The online dictionary Heinzelnisse was first build using PostgreSQL. It was an obvious choice: It was installed on the machine I intended to use, I knew SQL by then good enough, I had need for several tables and concurrent access. When Heinzelnisse started to have some users a year later, I recognized how bad the choice was: PostgreSQL6 was extremely slow on Solaris Sparc machines with 32bit installed. And the machine was already 5 years old, running at 166MHz (and 4GB) at that time. The installation was so old, that the administrator never managed to get mod-perl running there, at the end it took more than 10s to make a query - that was much to slow. Then I went back using BerkleyDB again. It was very well-integrated into Perl, and fast enough on the computer, queries were running at under 2s. Again a year or two later, I switched to the extremely cheap professional hoster, which cost about 1$/month. They had only MySQL installed and I had to switch again. I was never really happy with MySQL, since I had very often problems with the character-columns which behave quite strange in some cases, i.e. Tür = tür = tyr, but it was only some learning and using binary data instead of characters. The dictionary was running nicely, but I was thrown out from the cheap hosters, since my application was too CPU demanding - they were only limited by bandwidth and disk-space. Currently Heinzelnisse is hosted at a virtual machine hoster Tektonic. Even though I can now install whichever database I like, I still stick to MySQL-MyISAM since it is working with very few memory, but I don't think I would have MySQL if I haven't been limited by the cheap webhosters.

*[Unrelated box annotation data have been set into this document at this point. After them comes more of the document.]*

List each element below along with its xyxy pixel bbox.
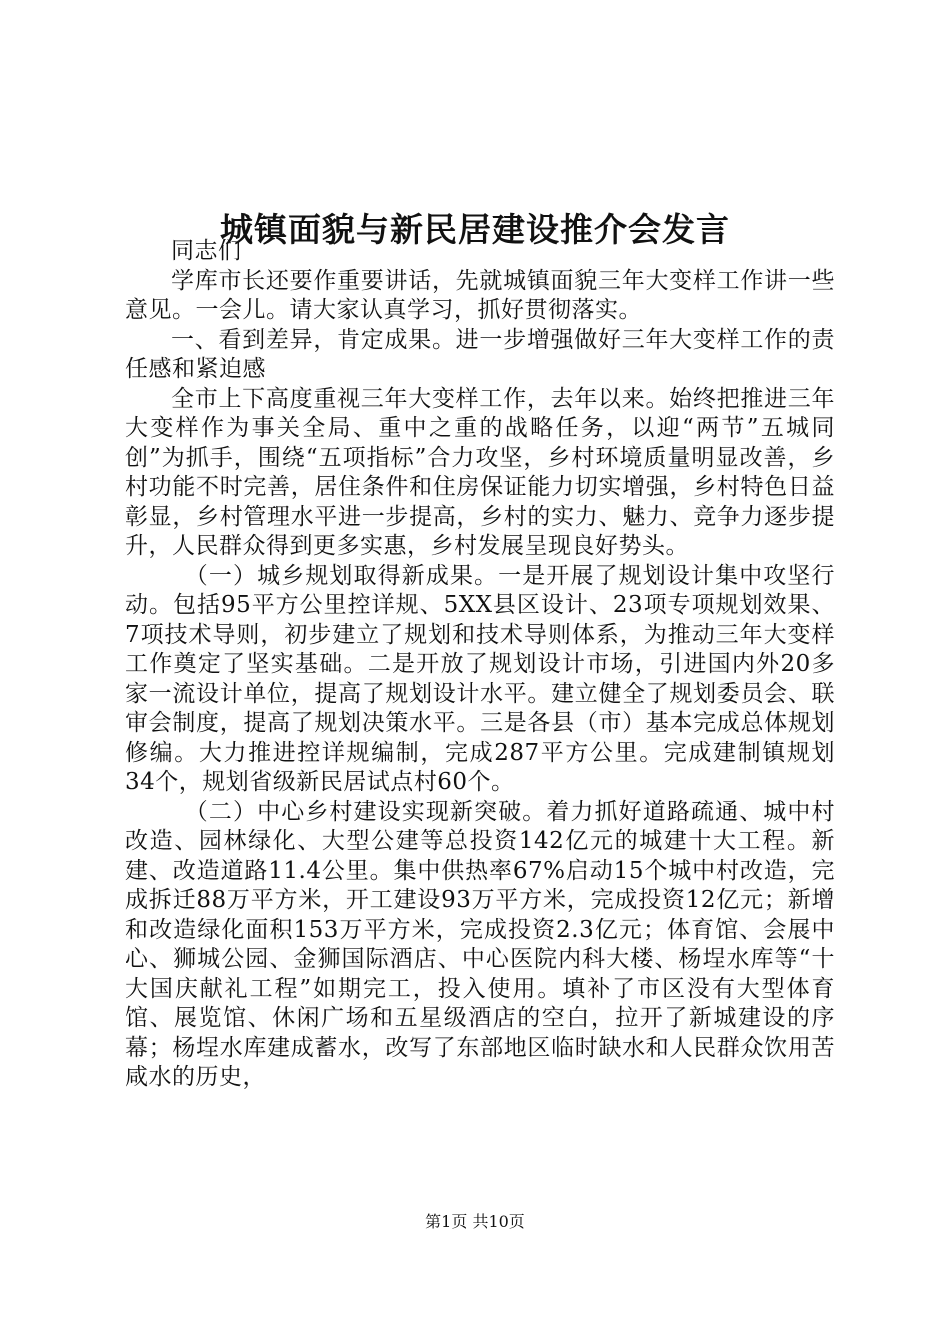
page-title: 城镇面貌与新民居建设推介会发言 <box>220 210 730 250</box>
paragraph-overview: 全市上下高度重视三年大变样工作，去年以来。始终把推进三年大变样作为事关全局、重中之重的战略任务，以迎“两节”五城同创”为抓手，围绕“五项指标”合力攻坚，乡村环境质量明显改善，乡村功能不时完善，居住条件和住房保证能力切实增强，乡村特色日益彰显，乡村管理水平进一步提高，乡村的实力、魅力、竞争力逐步提升，人民群众得到更多实惠，乡村发展呈现良好势头。 <box>125 385 835 559</box>
section-heading-1: 一、看到差异，肯定成果。进一步增强做好三年大变样工作的责任感和紧迫感 <box>125 326 835 382</box>
document-body <box>125 237 835 1093</box>
paragraph-intro: 学库市长还要作重要讲话，先就城镇面貌三年大变样工作讲一些意见。一会儿。请大家认真学习，抓好贯彻落实。 <box>125 267 835 323</box>
paragraph-planning: （一）城乡规划取得新成果。一是开展了规划设计集中攻坚行动。包括95平方公里控详规、5XX县区设计、23项专项规划效果、7项技术导则，初步建立了规划和技术导则体系，为推动三年大变样工作奠定了坚实基础。二是开放了规划设计市场，引进国内外20多家一流设计单位，提高了规划设计水平。建立健全了规划委员会、联审会制度，提高了规划决策水平。三是各县（市）基本完成总体规划修编。大力推进控详规编制，完成287平方公里。完成建制镇规划34个，规划省级新民居试点村60个。 <box>125 562 835 795</box>
paragraph-construction: （二）中心乡村建设实现新突破。着力抓好道路疏通、城中村改造、园林绿化、大型公建等总投资142亿元的城建十大工程。新建、改造道路11.4公里。集中供热率67%启动15个城中村改造，完成拆迁88万平方米，开工建设93万平方米，完成投资12亿元；新增和改造绿化面积153万平方米，完成投资2.3亿元；体育馆、会展中心、狮城公园、金狮国际酒店、中心医院内科大楼、杨埕水库等“十大国庆献礼工程”如期完工，投入使用。填补了市区没有大型体育馆、展览馆、休闲广场和五星级酒店的空白，拉开了新城建设的序幕；杨埕水库建成蓄水，改写了东部地区临时缺水和人民群众饮用苦咸水的历史， <box>125 798 835 1090</box>
greeting: 同志们 <box>171 238 242 264</box>
page-indicator: 第1页 共10页 <box>425 1212 525 1231</box>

Another application I was heavily involved in is Webdab, the European air-emission database. This database started with Sybase, and switched later to Oracle7. When we had to make it available on the Internet in 2002, we knew that the license-costs would be to much for our budget and we had to find an alternative. We found one in PostgreSQL and never regretted that decision, though we had to figure out some performance problems in the beginning.

So, choosing the right database is not simple. There are in my opinion often more non-technical reasons to select the right database than the technical ones. Maybe the most important thing to remember is to embed the database into the application in such a way, that it is possible to switch to another database at a later stage.